- Decades:: 2000s; 2010s; 2020s;
- See also:: Other events of 2024; Timeline of Estonian history;

= 2024 in Estonia =

Events in the year 2024 in Estonia.

==Incumbents==
- President: Alar Karis
- Prime Minister:
  - Kaja Kallas (until 23 July)
  - Kristen Michal (23 July onwards)

==Events==
===January===
- 1 January – Estonia becomes the 36th country in the world where same-sex couples can marry.

===February===
- 13 February – The Prime Minister of Estonia, Kaja Kallas, is reportedly put on the Russian Interior Ministry's register of wanted people due to the removal of Soviet War Memorials, making Kallas the first known government leader to be added to a wanted list by Russian authorities.
- 23 February–2 March – 2024 Biathlon Junior World Championships

===March===
- 2–3 March – 2024 Miss Valentine Tartu Grand Prix at Tartu
- 24–29 March – 2024 IIHF Women's World Championship Division III B at Kohtla-Järve

===May===
- 23 May – Twenty-five buoys used to demarcate the Estonia–Russia border along the Narva River are removed by Russian border guards in what Estonian authorities call a "a provocative border incident”.
- 31 May – Estonia becomes the 24th full member of the European Organization for Nuclear Research (CERN).

===June===
- 9 June – 2024 European Parliament election
- 26 June – The leaders of Poland, Lithuania, Latvia, and Estonia call on the European Union to construct a €2.5 billion (US$2.67 billion) defence line between them and Russia and Belarus to secure the EU from military, economic, and migrant-related threats.
- 28 June – Prime Minister Kaja Kallas is nominated to become High Representative of the Union for Foreign Affairs and Security Policy of the European Union.
- 29 June – Climate Minister Kristen Michal is nominated by the ruling Estonian Reform Party to replace Kaja Kallas as Prime Minister.

===July===
- 15 July – Prime minister Kaja Kallas resigns in order to assume her new role as High Representative of the Union for Foreign Affairs and Security Policy for the European External Action Service.
- 16 July – The Baltic states announce their exit from the Russian and Belarusian electricity grids along with plans to synchronize their grid with the continental Europe grid effective 9 February 2025.

===September===
- 5–8 September – 2024 European Junior Judo Championships at Tallinn

===November===
- 25 November – Authorities announce that eight British soldiers participating in a NATO exercise were injured in a vehicular pileup along the Tallinn-Narva highway the week prior.

===December===
- 25 December – The submarine Estlink-2 power cable running under the Gulf of Finland between Finland and Estonia is cut, causing a significant decrease in Estonia's electricity supply and leading to suspicions that a vessel linked to Russia is responsible.

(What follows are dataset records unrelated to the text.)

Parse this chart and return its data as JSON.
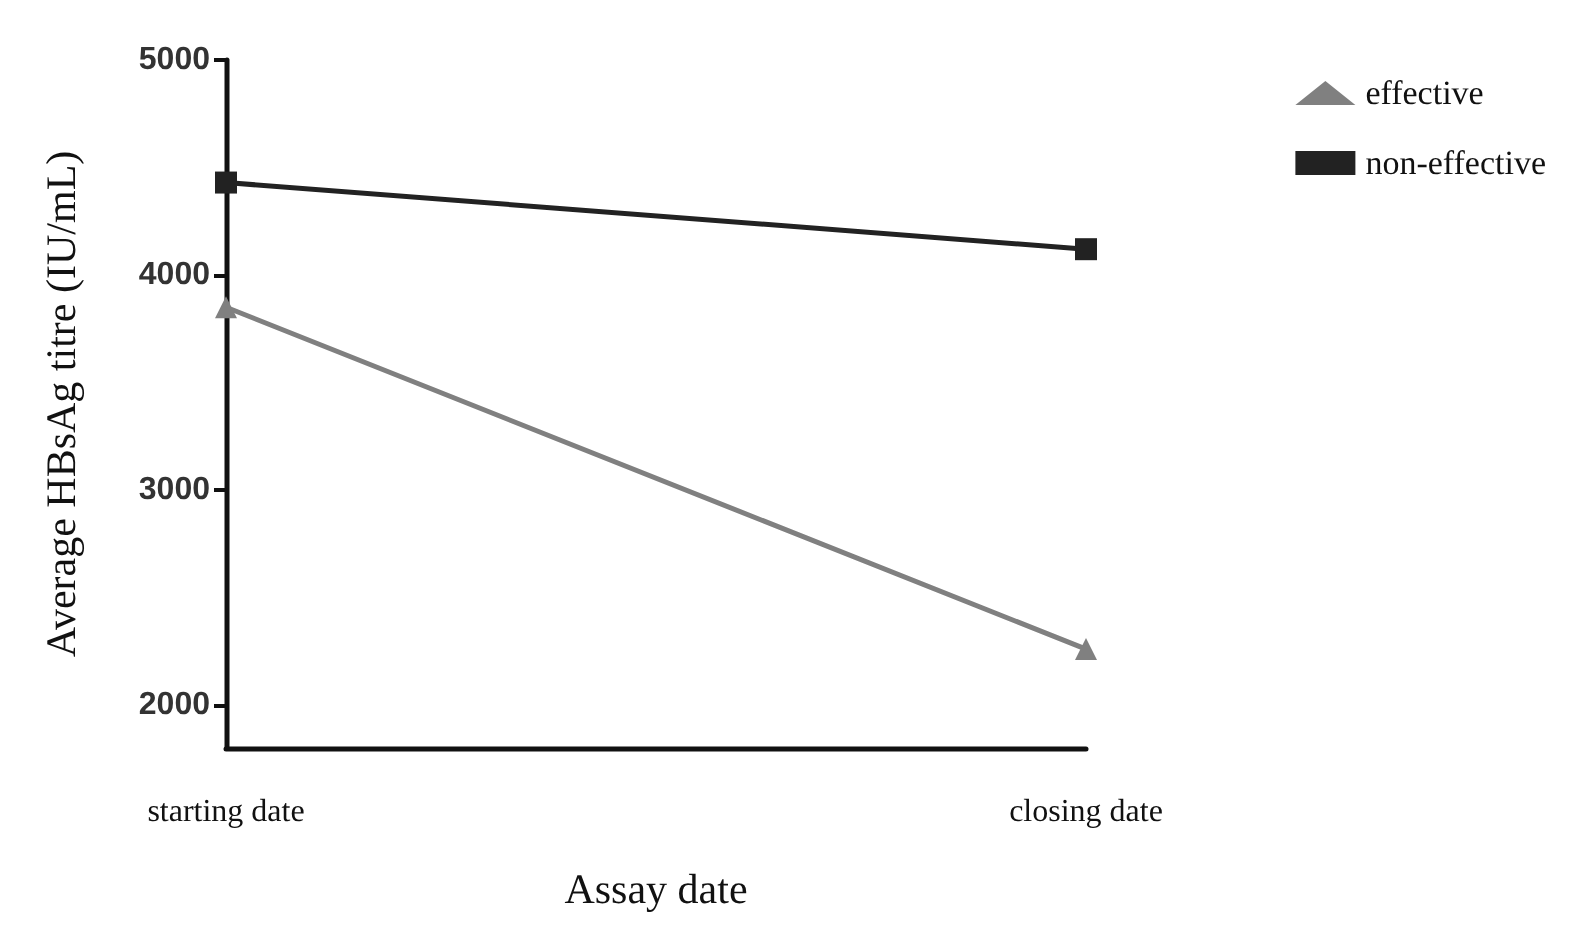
{
  "chart_data": {
    "type": "line",
    "xlabel": "Assay date",
    "ylabel": "Average HBsAg titre (IU/mL)",
    "categories": [
      "starting date",
      "closing date"
    ],
    "series": [
      {
        "name": "effective",
        "color": "#808080",
        "marker": "triangle",
        "values": [
          3850,
          2260
        ]
      },
      {
        "name": "non-effective",
        "color": "#222222",
        "marker": "square",
        "values": [
          4430,
          4120
        ]
      }
    ],
    "ylim": [
      1800,
      5000
    ],
    "yticks": [
      2000,
      3000,
      4000,
      5000
    ],
    "grid": false,
    "legend": "top right",
    "line_style": "solid"
  }
}
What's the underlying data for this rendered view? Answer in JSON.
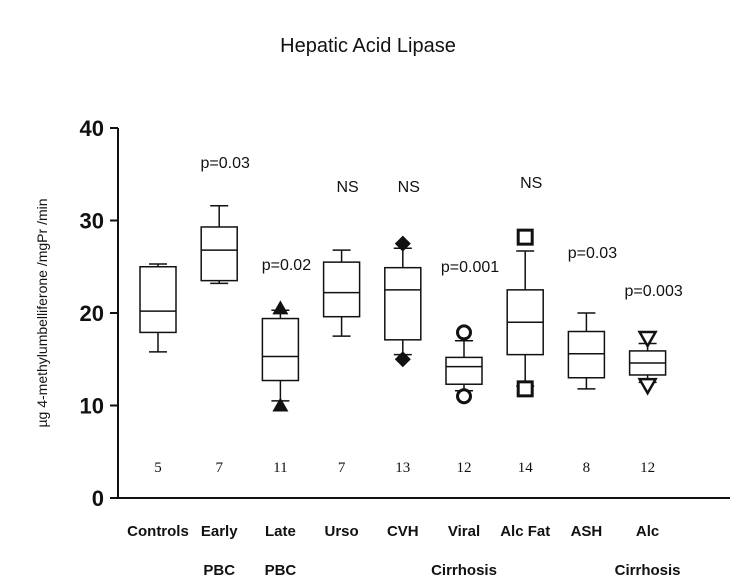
{
  "chart_data": {
    "type": "box",
    "title": "Hepatic Acid Lipase",
    "ylabel": "µg 4-methylumbelliferone /mgPr /min",
    "xlabel": "",
    "ylim": [
      0,
      40
    ],
    "yticks": [
      "0",
      "10",
      "20",
      "30",
      "40"
    ],
    "grid": false,
    "groups": [
      {
        "label_line1": "Controls",
        "label_line2": "",
        "n": "5",
        "annotation": "",
        "whisker_low": 15.8,
        "q1": 17.9,
        "median": 20.2,
        "q3": 25.0,
        "whisker_high": 25.3,
        "outliers": [],
        "marker": ""
      },
      {
        "label_line1": "Early",
        "label_line2": "PBC",
        "n": "7",
        "annotation": "p=0.03",
        "whisker_low": 23.2,
        "q1": 23.5,
        "median": 26.8,
        "q3": 29.3,
        "whisker_high": 31.6,
        "outliers": [],
        "marker": ""
      },
      {
        "label_line1": "Late",
        "label_line2": "PBC",
        "n": "11",
        "annotation": "p=0.02",
        "whisker_low": 10.5,
        "q1": 12.7,
        "median": 15.3,
        "q3": 19.4,
        "whisker_high": 20.3,
        "outliers": [
          10.0,
          20.5
        ],
        "marker": "triangle-up"
      },
      {
        "label_line1": "Urso",
        "label_line2": "",
        "n": "7",
        "annotation": "NS",
        "whisker_low": 17.5,
        "q1": 19.6,
        "median": 22.2,
        "q3": 25.5,
        "whisker_high": 26.8,
        "outliers": [],
        "marker": ""
      },
      {
        "label_line1": "CVH",
        "label_line2": "",
        "n": "13",
        "annotation": "NS",
        "whisker_low": 15.5,
        "q1": 17.1,
        "median": 22.5,
        "q3": 24.9,
        "whisker_high": 27.0,
        "outliers": [
          15.0,
          27.5
        ],
        "marker": "diamond"
      },
      {
        "label_line1": "Viral",
        "label_line2": "Cirrhosis",
        "n": "12",
        "annotation": "p=0.001",
        "whisker_low": 11.6,
        "q1": 12.3,
        "median": 14.2,
        "q3": 15.2,
        "whisker_high": 17.0,
        "outliers": [
          11.0,
          17.9
        ],
        "marker": "circle"
      },
      {
        "label_line1": "Alc Fat",
        "label_line2": "",
        "n": "14",
        "annotation": "NS",
        "whisker_low": 12.1,
        "q1": 15.5,
        "median": 19.0,
        "q3": 22.5,
        "whisker_high": 26.7,
        "outliers": [
          11.8,
          28.2
        ],
        "marker": "square"
      },
      {
        "label_line1": "ASH",
        "label_line2": "",
        "n": "8",
        "annotation": "p=0.03",
        "whisker_low": 11.8,
        "q1": 13.0,
        "median": 15.6,
        "q3": 18.0,
        "whisker_high": 20.0,
        "outliers": [],
        "marker": ""
      },
      {
        "label_line1": "Alc",
        "label_line2": "Cirrhosis",
        "n": "12",
        "annotation": "p=0.003",
        "whisker_low": 12.5,
        "q1": 13.3,
        "median": 14.6,
        "q3": 15.9,
        "whisker_high": 16.7,
        "outliers": [
          12.2,
          17.3
        ],
        "marker": "triangle-down"
      }
    ]
  }
}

== Art and entertainment==

- List of Estonian submissions for the Academy Award for Best International Feature Film

==Holidays==

Source:

- 1 January –	New Year's Day
- 24 February – Independence Day
- 29 March - Good Friday
- 31 March - Easter Sunday
- 1 May - Spring day
- 19 May - Whit Sunday
- 23 June – Victory Day
- 24 June – Midsummer Day
- 20 August – Independence Restoration Day
- 24 December - Christmas Eve
- 25 December - Christmas Day
- 26 December – Second Day of Christmas

== Deaths ==

- 15 January – Uno Palu, 90, Olympic decathlete (1956)
- 16 January – Vaino Väljas, 92, diplomat and politician, first secretary of the communist party (1988–1990)
- 24 January – Väino Uibo, 81, actor, singer and theatre director
- 29 October – Ragne Veensalu, 37, actress
- 31 December – Arnold Rüütel, 96, president (2001–2006), chairman of the Supreme Soviet (1990–1992) and the Presidium of the Supreme Soviet (1983–1990).